Our overarching programmatic goal is to implement rationally-designed therapeutic strategies to improve transplantation rates and reduce allograft loss by reducing or eliminating HLA antibodies (Abs). Patients who have developed HLA Abs as a result of a previous transplant, pregnancy, or blood transfusion may undergo excessive waiting times prior to transplantation because a compatible donor cannot be found. Recent FDA Workshops have been conducted because traditional antihumoral therapies with intravenous immunoglobulin (IVIg) and plasmapheresis do not provide acceptable outcomes for rejection treatment or removal of HLA Abs prior to transplantation (termed desensitization). Our prior studies indicate that bone marrow plasma cells (BMPCs) are the major source of HLA Ab production. BMPCs remain inadequately characterized and exhibit substantial resistance to current therapies in vivo. Several desensitization strategies, e.g., plasmapheresis, steroids, IVIg and rituximab to deplete CD20+ B cells, have been investigated to eradicate Ab-producing PCs, remove preformed anti-HLA Abs or reverse acute Ab-mediated rejection (AMR) with limited success. A plausible explanation for the shortcomings of these strategies is that they do not deplete BMPCs. To achieve our mission and overcome these obstacles, we propose PC targeted therapies as a therapeutic approach that can be enhanced by conducting appropriate basic science studies with subsequent evaluation in preclinical models. In this Project, we will focus on proteasome inhibitor (PI) therapy as the cornerstone of current PC targeted therapies.

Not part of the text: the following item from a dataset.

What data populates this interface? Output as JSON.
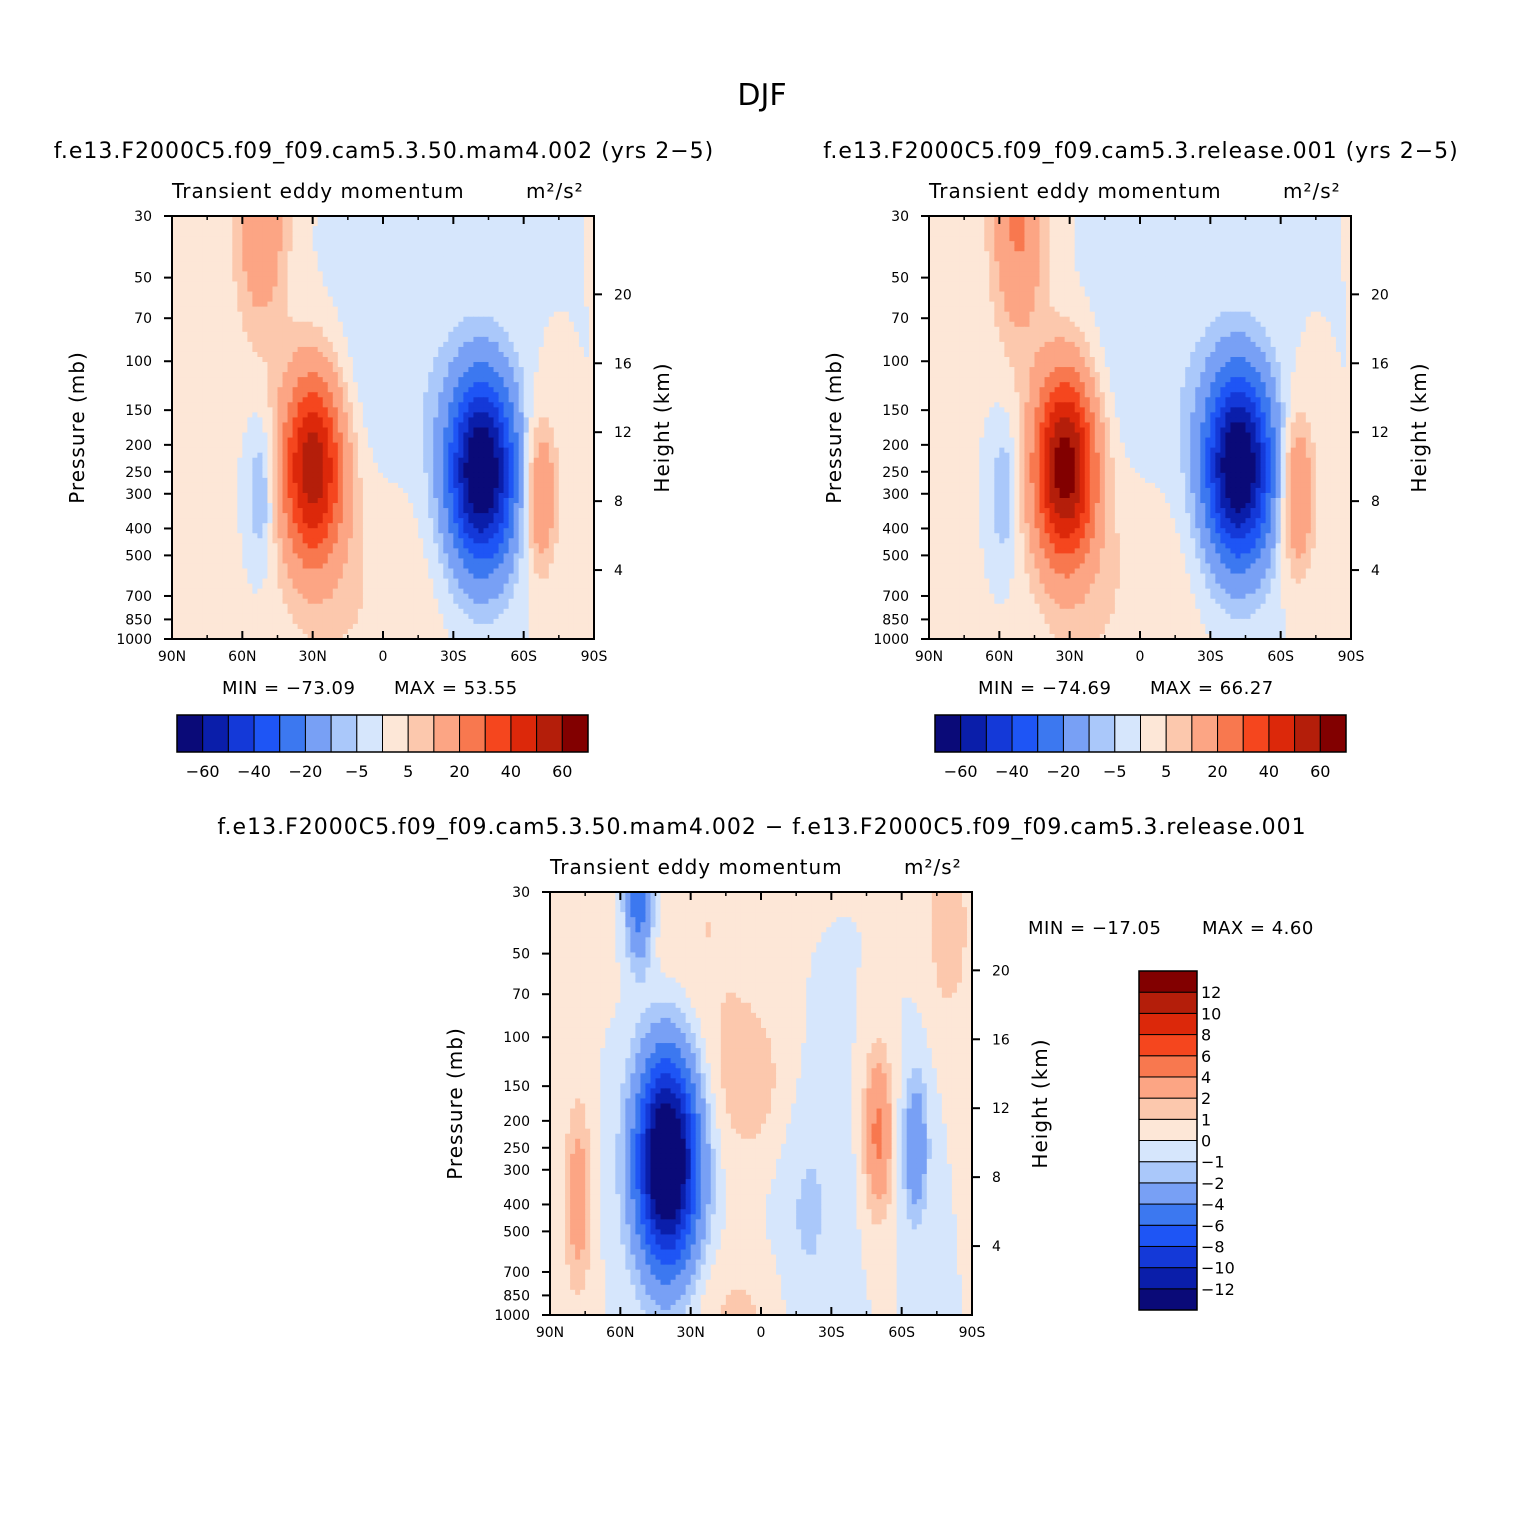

In Aim 1, we will employ active site-specific inhibitors and covalent probes to quantitate structural and functional adaptations in proteasomes from the BMPCs of HLA-sensitized patients after in vivo PI therapy. Our prior studies indicate that immunoproteasomes, a highly specialized proteasomal variant, are upregulated in BMPCs resistant to standard PI therapy. Importantly, immunoproteasome-specific inhibitors target BMPCs that are resistant to standard PI therapy.
In Aim 2, we will employ a novel ex vivo platform that extends the longevity of patient BMPCs through co-culture with BM stromal cell media. We will integrate the results to reveal rationally- designed drug cocktails that synergistically target drug-resistant BMPCs from human patients and that lack broad off-target toxicities.
In Aim 3, we will we will deploy cutting-edge genomic and bioinformatic tools to better define the cellular and genetic heterogeneity of BMPCs. Single cell (sc)RNA-Seq transcriptomic profiling will be performed to identify key genomic variations and signatures that define BMPC heterogeneity, reveal rare cell populations and determine the effect of HLA-sensitization and PI therapy on BMPC subsets. Taken together, the results will create tools that can be generalized to improve antihumoral therapies for kidney, heart and liver transplant. Our highly organized, integrated and diverse team works in concert to bring science and medicine together, resulting in basic and clinically-relevant knowledge that can be translated directly to conquer disease.
Transplantation is a cure for many end stage organ diseases, but the immunosuppression required to prevent graft rejection carries with it several side effects that can impact patient health. We propose biochemical and genomic studies to define the antibody-producing plasma cells in transplant candidates and identify novel targets that can pharmacologically inhibited to facilitate kidney transplantation in refractory patients. The results will inform therapeutic decisions and are broadly applicable to all forms of alloantibody-mediated organ rejection as well as autoantibody- mediated diseases.